Well, you guys know how I feel about the way box office revenues are viewed, which continue unabated and incorrect, and seriously, are there any sane voices of dissent on this topic? Product rules the box office: always has, always will. You want answers to why one week is colossally bigger than the same week in a previous year? It's that easy. Good product. You rarely ever see a good product go unsold at movie theatres.
However, one entertainment industry cannot claim product as their end-all factor. The music biz is the latest to suffer truckloads of negative press concerning their album sales. It's always been there, but now it's starting to overshadow all the other entertainment industry woes. What the hell is happening to album sales? Even the big guns can't seem to unleash a million-seller on their opening week. High School: The Musical was the top-selling album of 2006. Bigwigs are getting fired.
And while occasionally someone thinks correctly that iPods and MP3 players and all of its ilk are responsible for the steep decline, there doesn't seem to be enough of it. There are far more people interested in just looking at the mess and shrugging their shoulders. I've seen small articles in Rolling Stone and Entertainment Weekly just making mention of the slide, but not offering any reasons.

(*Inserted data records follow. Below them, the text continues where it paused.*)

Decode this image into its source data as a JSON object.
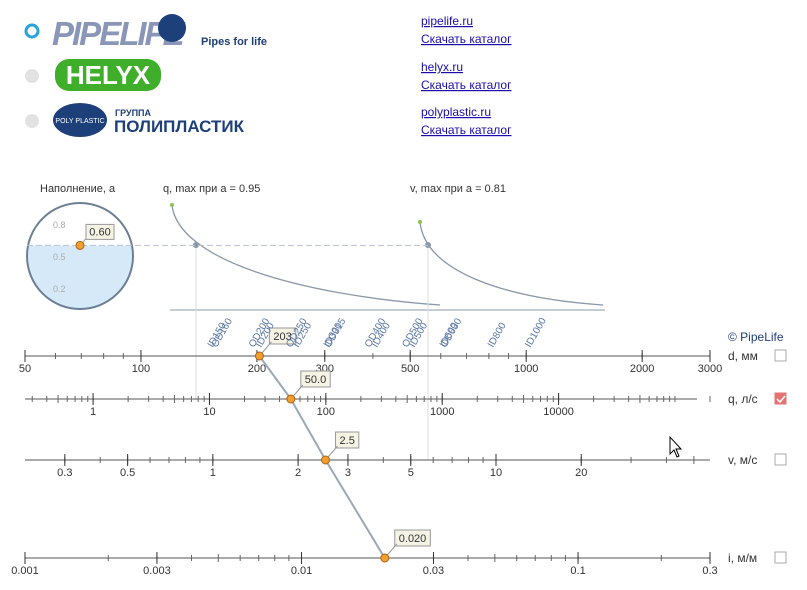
{
  "brands": [
    {
      "logo": "PIPELIFE",
      "tagline": "Pipes for life",
      "site": "pipelife.ru",
      "catalog": "Скачать каталог",
      "selected": true
    },
    {
      "logo": "HELYX",
      "site": "helyx.ru",
      "catalog": "Скачать каталог",
      "selected": false
    },
    {
      "logo_small": "ГРУППА",
      "logo": "ПОЛИПЛАСТИК",
      "badge": "POLY PLASTIC",
      "site": "polyplastic.ru",
      "catalog": "Скачать каталог",
      "selected": false
    }
  ],
  "nomogram": {
    "copyright": "© PipeLife",
    "filling": {
      "title": "Наполнение, а",
      "ticks": [
        0.8,
        0.5,
        0.2
      ],
      "value": 0.6,
      "value_label": "0.60"
    },
    "q_curve_label": "q, max при a = 0.95",
    "v_curve_label": "v, max при a = 0.81",
    "pipe_sizes": [
      "OD160",
      "ID150",
      "OD200",
      "ID200",
      "OD250",
      "ID250",
      "OD315",
      "ID300",
      "OD400",
      "ID400",
      "OD500",
      "ID500",
      "OD630",
      "ID600",
      "ID800",
      "ID1000"
    ],
    "scales": [
      {
        "name": "d, мм",
        "lim": [
          50,
          3000
        ],
        "ticks": [
          50,
          100,
          200,
          300,
          500,
          1000,
          2000,
          3000
        ],
        "value": 203,
        "value_label": "203",
        "checked": false
      },
      {
        "name": "q, л/с",
        "lim": [
          0.26,
          200000
        ],
        "ticks": [
          1,
          10,
          100,
          1000,
          10000
        ],
        "value": 50,
        "value_label": "50.0",
        "checked": true
      },
      {
        "name": "v, м/с",
        "lim": [
          0.217,
          57
        ],
        "ticks": [
          0.3,
          0.5,
          1,
          2,
          3,
          5,
          10,
          20
        ],
        "value": 2.5,
        "value_label": "2.5",
        "checked": false
      },
      {
        "name": "i, м/м",
        "lim": [
          0.001,
          0.3
        ],
        "ticks": [
          0.001,
          0.003,
          0.01,
          0.03,
          0.1,
          0.3
        ],
        "value": 0.02,
        "value_label": "0.020",
        "checked": false
      }
    ]
  }
}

Here is where product doesn't matter. There are a million ways to hear your favorite song nowadays. Previously, if you wanted to own it, you had to buy the album or tape it off the radio hoping that the DJ wasn't pimping his station's call letters over the beginning of it. Or, you could buy the single, but that freaking cost at least half of what it would take to buy the whole album. Album sales are down because you can download practically any song you want, and yet, albums still cost the same as they did before the digital age.

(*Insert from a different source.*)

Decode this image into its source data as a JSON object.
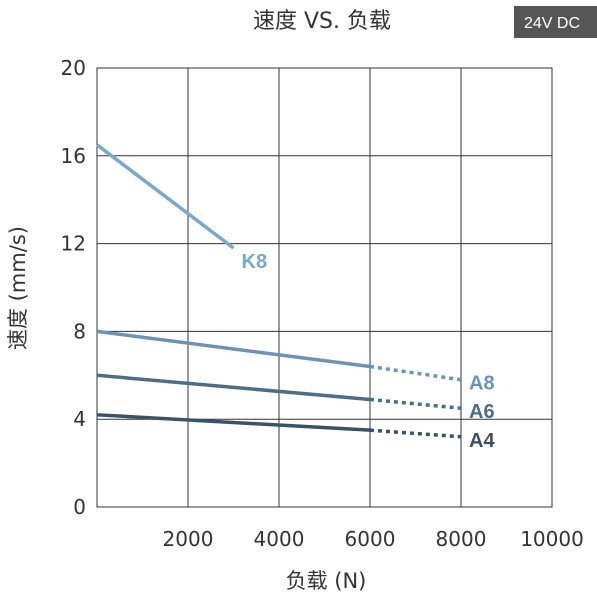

And let's face it, most albums aren't full of great songs, either. This is the single age, where you try to find 2 or 3 hits and then fill the rest with garbage in order to make it seem like you sweated over the album for months in order to get 10 songs on it, justifying that $14.99 price or whatever. But even if you make an album with 12 kickass classics, no one wants to venture the cost to see if that's the case. The music industry is an overcrowded market, and the lack of demand for albums should reduce the price, at least this is what I'm supposed to believe from Economics 101. This is why Tower Records went out of business--more than anyone, they jacked up the stickers for albums, likely to pay for their usually extravagant rental space.

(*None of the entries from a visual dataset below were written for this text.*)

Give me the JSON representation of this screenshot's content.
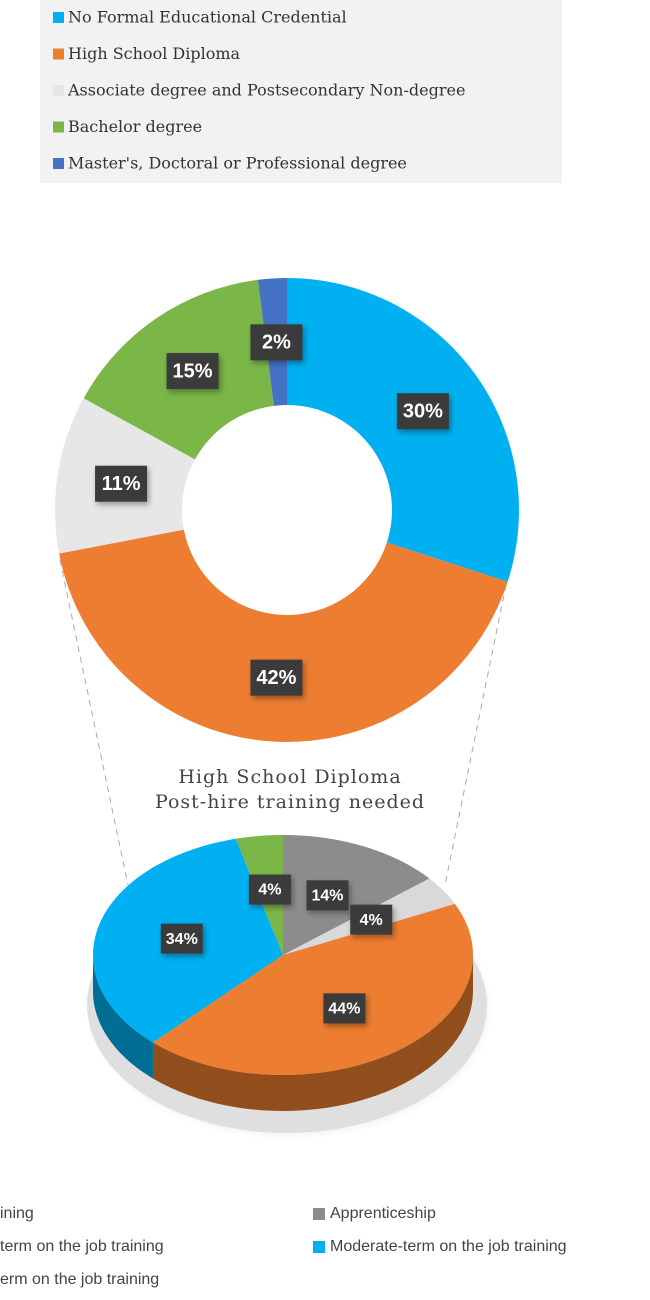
{
  "chart_data": [
    {
      "type": "donut",
      "categories": [
        "No Formal Educational Credential",
        "High School Diploma",
        "Associate degree and Postsecondary Non-degree",
        "Bachelor degree",
        "Master's, Doctoral or Professional degree"
      ],
      "values": [
        30,
        42,
        11,
        15,
        2
      ],
      "value_labels": [
        "30%",
        "42%",
        "11%",
        "15%",
        "2%"
      ],
      "colors": [
        "#00b0f0",
        "#ed7d31",
        "#e7e7e7",
        "#7ab648",
        "#4472c4"
      ],
      "legend": "top"
    },
    {
      "type": "pie",
      "title": "High School Diploma",
      "subtitle": "Post-hire training needed",
      "categories": [
        "Apprenticeship",
        "ining",
        "term on the job training",
        "Moderate-term on the job training",
        "erm on the job training"
      ],
      "values": [
        14,
        4,
        44,
        34,
        4
      ],
      "value_labels": [
        "14%",
        "4%",
        "44%",
        "34%",
        "4%"
      ],
      "colors": [
        "#8c8c8c",
        "#d9d9d9",
        "#ed7d31",
        "#00b0f0",
        "#7ab648"
      ],
      "legend": "bottom"
    }
  ]
}
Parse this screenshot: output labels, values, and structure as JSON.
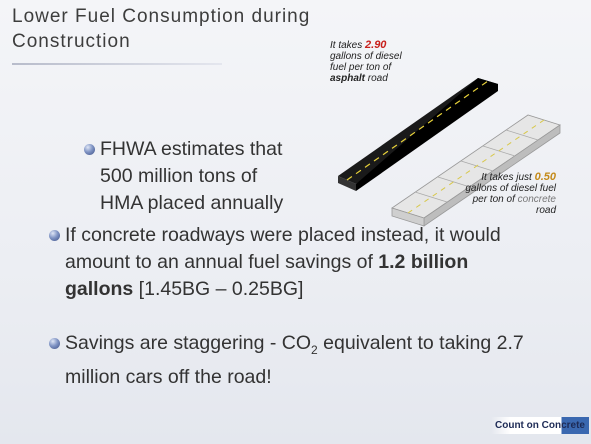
{
  "header": {
    "title": "Lower Fuel Consumption during Construction"
  },
  "figure": {
    "asphalt_caption": {
      "parts": [
        "It takes ",
        "2.90",
        " gallons of diesel fuel per ton of ",
        "asphalt",
        " road"
      ]
    },
    "concrete_caption": {
      "parts": [
        "It takes just ",
        "0.50",
        " gallons of diesel fuel per ton of ",
        "concrete",
        " road"
      ]
    }
  },
  "bullets": [
    {
      "lines": [
        "FHWA estimates that",
        "500 million tons of",
        "HMA placed annually"
      ]
    },
    {
      "parts": [
        "If concrete roadways were placed instead, it would amount to an annual fuel savings of ",
        "1.2 billion gallons",
        " [1.45BG – 0.25BG]"
      ]
    },
    {
      "parts": [
        "Savings are staggering -  CO",
        "2",
        " equivalent to taking 2.7 million cars off the road!"
      ]
    }
  ],
  "footer": {
    "logo": "Count on Concrete"
  }
}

Albums probably should be around 7 or 8 bucks right now (maybe less). Of course, maybe the concept of "album" is slowly dying. You don't hear about new technologies involving music software anymore, the CD has been king for 15 years or so, and nothing seems to be around the corner to supplant it other than the digital music players, which conveniently eliminate the need for software. If any industry needs to just go ahead and embrace the digital age as inevitable, it's the music industry.